African wheat:
Twelve countries in Africa have been studied and together they produce about 25 million tons of wheat a year.  (Trend Watch NATURE vol. 490 no. 7419 October 11, 1012 page 149)  The population of Africa is a little over a billion.  The article did not mention just which countries were referred to, but for rough calculation we shall assume that their combined population is about a half billion, recognizing that our estimates may be off by a factor of two.  Those same countries consume about 50 million tons of wheat a year.  The amounts of both have increased a lot over the past fifty years and the ratio has been fairly constant.

Compare that with the annual wheat production in the United States production of about 60 million tons a year.  Africa is a major producer as well as a major consumer of wheat.  When one thinks of US wheat one imagines wheat fields in the Midwest stretching to the horizon and giant combines reaping.  One thinks of irrigation using fossil water that is not going to be replaced and using highly evolved strains of wheat, massive fertilization and every other high tech trick applicable.  Yes, we produce a lot of wheat.  But Africa does, too.  Assuming that fifty percent of Africa or five hundred million people are producing less than half what the US produces with the US having 300 million people, and our per-capita production is not to be scorned.  It is obvious why we use all those tricks.

So if 50 million tons, or 100 billion pounds of wheat are being divided by 500 million people, that should come out to 200 pounds per person per year.  We shall assume that what rots in the fields, which happens everywhere that wheat is grown, has been excluded, the average person has about half a pound of wheat a day.  That should be about 360 kilocalories a day.   If an active man in his prime burns 2400 kilocalories then that much bread alone should provide him with 1/7th of his needs.  Others of course need less.  What is locally produced would then be about 7% of his needs. 

A straight bread diet is hardly a balanced one, but calories are a good place to start.  It would be nice to increase that amount of food value.  Of course one imagines introducing snorting combines, diesel oil, high end seed stocks, massive fertilization and irrigation.  But that is not the only way.
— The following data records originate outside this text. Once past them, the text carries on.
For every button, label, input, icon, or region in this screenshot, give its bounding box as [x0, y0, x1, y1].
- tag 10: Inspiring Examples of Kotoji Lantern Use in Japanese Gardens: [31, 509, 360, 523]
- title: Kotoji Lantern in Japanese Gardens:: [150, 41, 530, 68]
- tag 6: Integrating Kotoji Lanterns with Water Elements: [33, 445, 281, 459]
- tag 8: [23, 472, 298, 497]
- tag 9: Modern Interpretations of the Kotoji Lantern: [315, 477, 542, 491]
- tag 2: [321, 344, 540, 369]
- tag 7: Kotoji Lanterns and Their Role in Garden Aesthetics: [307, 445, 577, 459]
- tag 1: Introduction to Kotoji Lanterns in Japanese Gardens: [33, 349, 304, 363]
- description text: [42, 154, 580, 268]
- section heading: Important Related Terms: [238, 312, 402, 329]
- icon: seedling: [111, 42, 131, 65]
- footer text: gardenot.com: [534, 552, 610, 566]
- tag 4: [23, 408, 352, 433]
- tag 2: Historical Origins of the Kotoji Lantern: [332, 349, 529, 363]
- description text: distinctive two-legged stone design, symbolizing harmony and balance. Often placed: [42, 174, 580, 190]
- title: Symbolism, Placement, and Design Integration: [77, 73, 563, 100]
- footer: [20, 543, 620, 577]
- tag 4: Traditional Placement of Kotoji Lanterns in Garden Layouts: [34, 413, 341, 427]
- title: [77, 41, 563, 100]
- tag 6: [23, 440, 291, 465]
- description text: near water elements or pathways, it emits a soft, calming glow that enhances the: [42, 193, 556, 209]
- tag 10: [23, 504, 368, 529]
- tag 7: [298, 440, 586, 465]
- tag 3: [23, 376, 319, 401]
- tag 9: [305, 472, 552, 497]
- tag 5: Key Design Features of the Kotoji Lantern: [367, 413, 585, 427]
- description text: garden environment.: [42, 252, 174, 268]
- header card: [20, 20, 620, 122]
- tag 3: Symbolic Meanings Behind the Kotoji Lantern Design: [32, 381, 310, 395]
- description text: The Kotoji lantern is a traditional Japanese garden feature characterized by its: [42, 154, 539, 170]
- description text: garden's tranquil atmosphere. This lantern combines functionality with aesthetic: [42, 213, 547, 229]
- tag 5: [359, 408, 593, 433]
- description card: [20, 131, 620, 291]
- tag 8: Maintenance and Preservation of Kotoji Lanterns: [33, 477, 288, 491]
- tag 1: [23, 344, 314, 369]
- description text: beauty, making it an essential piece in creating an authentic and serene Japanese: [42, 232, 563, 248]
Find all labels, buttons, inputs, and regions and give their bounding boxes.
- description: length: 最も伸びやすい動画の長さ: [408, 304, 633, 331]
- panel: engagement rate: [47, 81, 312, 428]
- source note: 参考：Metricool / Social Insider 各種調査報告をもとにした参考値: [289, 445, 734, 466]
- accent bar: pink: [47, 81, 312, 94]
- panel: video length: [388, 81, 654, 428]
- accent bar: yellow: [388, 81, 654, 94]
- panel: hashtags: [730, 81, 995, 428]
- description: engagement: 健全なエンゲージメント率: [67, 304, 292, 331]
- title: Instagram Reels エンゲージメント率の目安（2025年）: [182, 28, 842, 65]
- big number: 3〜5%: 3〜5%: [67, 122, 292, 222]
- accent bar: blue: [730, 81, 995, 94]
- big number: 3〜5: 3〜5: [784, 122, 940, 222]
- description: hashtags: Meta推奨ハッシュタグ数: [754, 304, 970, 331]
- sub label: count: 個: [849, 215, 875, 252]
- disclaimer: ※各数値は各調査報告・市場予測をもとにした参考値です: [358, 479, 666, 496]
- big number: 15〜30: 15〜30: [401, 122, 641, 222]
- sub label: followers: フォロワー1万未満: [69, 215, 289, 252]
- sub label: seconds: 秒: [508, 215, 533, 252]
According to the article they have found that wheat is produced in 10 to 25% of the land where it could be grown without irrigation.  (Emphasis mine.)  Call it 20%.  In other words that 7% could be increased to 35% using no new irrigation and no methods that are not already being used.  That would make the difference between marginal nutrition and adequate nutrition for a lot of people.

Of course there are health problems and political problems in Africa that need to be addressed.  But in terms of feeding the population there is a lot of reserve.

This greatly relieves my mind.  I have long thought that Africa, still thought to be the original home of our species, is our species’ best hope for continued fertility.  If there is anywhere that fertility can be stabilized it is Africa.  Others are facing plummeting birth rates or are already below a birth rate that they (we) can survive.  But I have been nagged by the question, “In the short run, there is great suffering there.  In the long run perhaps this can all be worked out.  But in the intermediate future, how can you feed those children?”  Now there is an answer.  Farm more land.